Hiç kimse Beşiktaş veya Galatasaray taraftarlarını ya da kulüp yönetimlerini suçlamamalıdır.
AKP takviyeli unsurlar, “Gerzi Parkı”ndan miras kalan çatışma bakiyesini sürdüren küçük bir azınlık bir bahaneyle ortalığı ayağa kaldırmış, ilkel ve ileri düzeyde vahamet dolu manzaraların yaşanmasına sebep olmuştur.
Spora şiddet karıştıran, dostluğu ve sportmenliği sabote eden hiç kimseye sıcak ve anlayışlı bakmamız mümkün değildir.
Fanatizmin, holiganizmin, gözü dönmüş çılgınlığın hiçbir türünü masum ve makul addetmemiz de düşünülemeyecektir.
Kaybeden şüphesiz Türk sporu, üzülen tabiidir ki Türk milleti olacaktır ve olmuştur.
Fırsattan istifade ederek ezeli rekabeti savaşa çevirmek, sahaları işgal ve istilaya teşebbüste bulunmak ve malum sloganlarla etrafa saldırmak bir defa ülkemizin iflas ve hezimet tablosunu da teyit etmiştir.

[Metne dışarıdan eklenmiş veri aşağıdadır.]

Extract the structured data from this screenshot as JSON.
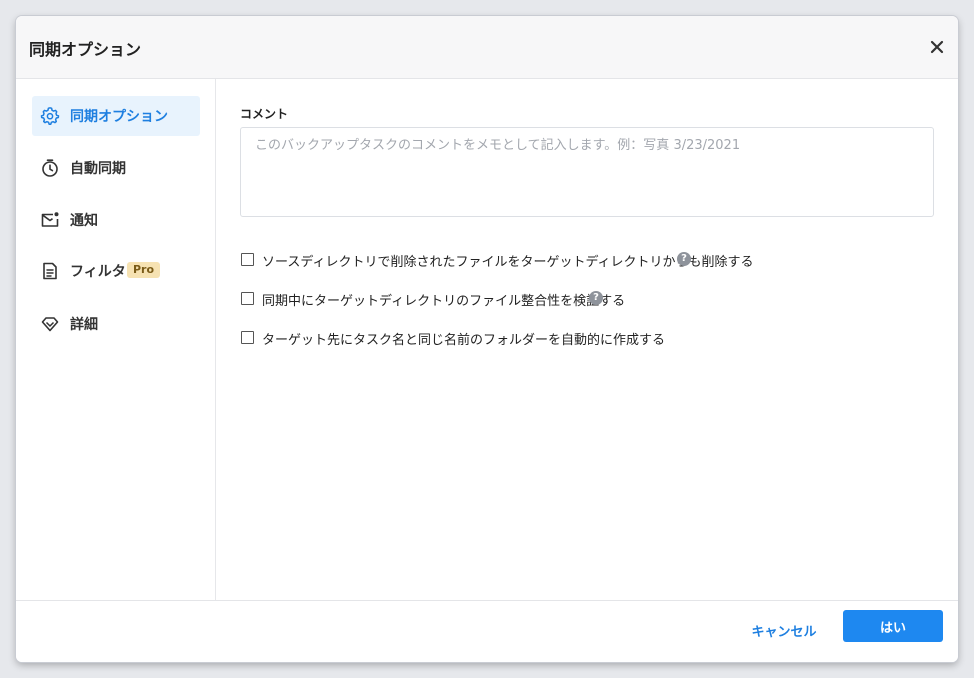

Akıllardan uzak tutulmamalıdır ki, Yugoslavya’nın bölünmesinde futbol karşılaşmalarındaki düşmanca tutum ve ayrışmaların, taraftarlar arasındaki kin ve nefretin büyük payı vardır.
Bu itibarla spordaki bir kıvılcımın nerede duracağı, nerelere kadar ulaşacağı iyi hesaplanmalı, Başbakan ve hükümeti meseleye sorumlu ve samimi bir şekilde yaklaşmalıdır
AKP’nin tribünleri terbiye etme, taraftarları sindirme ve kulüpleri kuşatma utanmazlıkları durmazsa ve gerekli tedbirler “Spor’daki Şiddet ve Düzensizliğin Önlenmesine Dair Kanuna” göre alınmazsa doğabilecek fatura herkes için ağır olacaktır.
Ayrıca hangi kulübün olursa olsun, genelde spora, özelde futbola gönül vermiş kardeşlerimizin sağduyulu, soğukkanlı ve sakin bir şekilde hareket etmeleri ve kışkırtmalara kapılmadan dirayetlerini muhafaza etmeleri toplumsal huzur bakımından elzemdir.,
Türkiye Futbol Federasyonu da yakınlaşan ve yoğunlaşan sorunları ciddiye almalı, siyasi telkin ve yönlendirmelerden uzak durarak yürürlükteki mevzuata göre lazım gelen önlemleri devreye koymalıdır.